Bild: Flüchtlinge vor Malta: Für viele war die Festung im Mittelmeer die letz…
VALLETTA taz | Auf Malta muss man sich nicht verabreden. Wenn etwas los
ist, ein Punkkonzert oder eine Vernissage, dann werden die anderen alle da
sein, das weiß Andre Callus. Eine SMS zu schreiben wäre Geldverschwendung.
Wie heute, an einem Montag in der Hauptstadt Valletta. In einem Haus in der
Altstadt sammelt sich im Laufe des Abends die kleine alternative Clique der
Insel. Menschen aus Malta, Italien, Spanien, Polen, dem Sudan und Somalia.
Es gibt gelben Reis, Weißwein und Selbstgedrehte. Vom Fenster aus schaut
man auf die alte Festungsanlage der Stadt. Dahinter ist das Meer.
Valletta ist eine der bestgesicherten Städte der Welt, im Zweiten Weltkrieg
gelang es italienischen und deutschen Truppen nicht, die Insel einzunehmen.

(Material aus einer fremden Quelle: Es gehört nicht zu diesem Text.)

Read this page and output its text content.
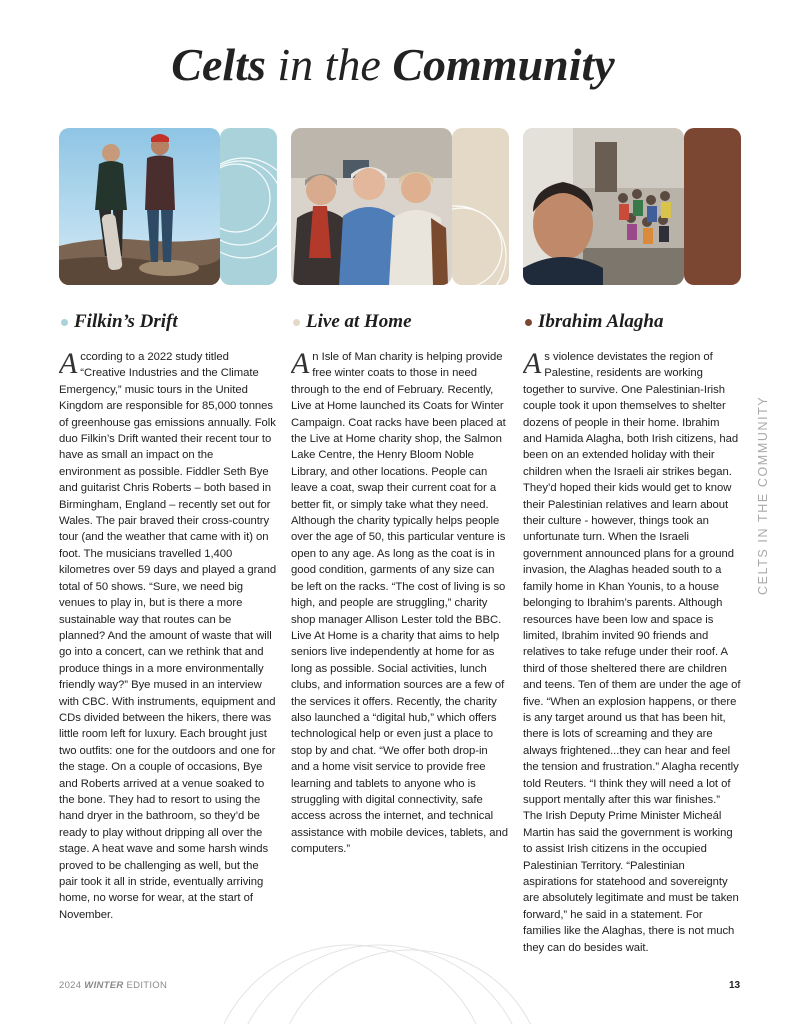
Celts in the Community
Filkin’s Drift
According to a 2022 study titled “Creative Industries and the Climate Emergency,” music tours in the United Kingdom are responsible for 85,000 tonnes of greenhouse gas emissions annually. Folk duo Filkin’s Drift wanted their recent tour to have as small an impact on the environment as possible. Fiddler Seth Bye and guitarist Chris Roberts – both based in Birmingham, England – recently set out for Wales. The pair braved their cross-country tour (and the weather that came with it) on foot. The musicians travelled 1,400 kilometres over 59 days and played a grand total of 50 shows. “Sure, we need big venues to play in, but is there a more sustainable way that routes can be planned? And the amount of waste that will go into a concert, can we rethink that and produce things in a more environmentally friendly way?” Bye mused in an interview with CBC. With instruments, equipment and CDs divided between the hikers, there was little room left for luxury. Each brought just two outfits: one for the outdoors and one for the stage. On a couple of occasions, Bye and Roberts arrived at a venue soaked to the bone. They had to resort to using the hand dryer in the bathroom, so they’d be ready to play without dripping all over the stage. A heat wave and some harsh winds proved to be challenging as well, but the pair took it all in stride, eventually arriving home, no worse for wear, at the start of November.
Live at Home
An Isle of Man charity is helping provide free winter coats to those in need through to the end of February. Recently, Live at Home launched its Coats for Winter Campaign. Coat racks have been placed at the Live at Home charity shop, the Salmon Lake Centre, the Henry Bloom Noble Library, and other locations. People can leave a coat, swap their current coat for a better fit, or simply take what they need. Although the charity typically helps people over the age of 50, this particular venture is open to any age. As long as the coat is in good condition, garments of any size can be left on the racks. “The cost of living is so high, and people are struggling,” charity shop manager Allison Lester told the BBC. Live At Home is a charity that aims to help seniors live independently at home for as long as possible. Social activities, lunch clubs, and information sources are a few of the services it offers. Recently, the charity also launched a “digital hub,” which offers technological help or even just a place to stop by and chat. “We offer both drop-in and a home visit service to provide free learning and tablets to anyone who is struggling with digital connectivity, safe access across the internet, and technical assistance with mobile devices, tablets, and computers.”
Ibrahim Alagha
As violence devistates the region of Palestine, residents are working together to survive. One Palestinian-Irish couple took it upon themselves to shelter dozens of people in their home. Ibrahim and Hamida Alagha, both Irish citizens, had been on an extended holiday with their children when the Israeli air strikes began. They’d hoped their kids would get to know their Palestinian relatives and learn about their culture - however, things took an unfortunate turn. When the Israeli government announced plans for a ground invasion, the Alaghas headed south to a family home in Khan Younis, to a house belonging to Ibrahim’s parents. Although resources have been low and space is limited, Ibrahim invited 90 friends and relatives to take refuge under their roof. A third of those sheltered there are children and teens. Ten of them are under the age of five. “When an explosion happens, or there is any target around us that has been hit, there is lots of screaming and they are always frightened...they can hear and feel the tension and frustration.” Alagha recently told Reuters. “I think they will need a lot of support mentally after this war finishes.” The Irish Deputy Prime Minister Micheál Martin has said the government is working to assist Irish citizens in the occupied Palestinian Territory. “Palestinian aspirations for statehood and sovereignty are absolutely legitimate and must be taken forward,” he said in a statement. For families like the Alaghas, there is not much they can do besides wait.
CELTS IN THE COMMUNITY
2024 WINTER EDITION	13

Die Menschen, die sich an diesem Abend in dem Wohnzimmer an die
Sandsteinwände lehnen, versuchen gegen das Gefühl zu arbeiten, man müsse
diese Bastion immer weiter verteidigen. Man dürfe auch jetzt, im 21.
Jahrhundert, auf keinen Fall jemanden hineinlassen.
Seit die Revolutionen in den nordafrikanischen Staaten begannen und
spätestens seit vor drei Wochen 5.000 Menschen aus Tunesien über das
Mittelmeer auf der Insel Lampedusa ankamen, befürchten maltesische
Politiker und Medien, dass auch an ihren Küsten bald wieder Boote landen
könnten.
Etwa 14.000 Asylsuchende, vor allem aus Afrika südlich der Sahara, kamen
seit 2002 nach Malta, eine Insel von der Fläche Münchens mit etwa 400.000
Einwohnern.
Praktisch keiner der Flüchtlinge wollte bewusst hier landen, die meisten
gerieten auf dem Weg nach Italien in maltesischen Gewässern in Seenot.
Viele versuchten, das Land wieder zu verlassen. Etwa viertausend Migranten
aus Subsahara-Afrika leben Schätzungen zufolge noch auf Malta.
In den vergangenen zwei Jahren kamen fast keine Boote mehr, nicht zuletzt,
weil Europa mit Libyen zusammenarbeitete, wo Asylsuchende eingesperrt oder
ohne Asylverfahren zurückgeschickt wurden. Die Beziehungen zwischen Libyen
und Malta sind eng.
Manche Menschen auf der Insel sagen, Andre Callus sei die Person, die sich
von allen am besten mit Migration auf Malta auskenne. Er hat als Teenager
begonnen, sich mit dem Thema zu beschäftigen, arbeitete in einer linken
Organisation, gründete eine Gruppe namens Migrants Solidarity Movement.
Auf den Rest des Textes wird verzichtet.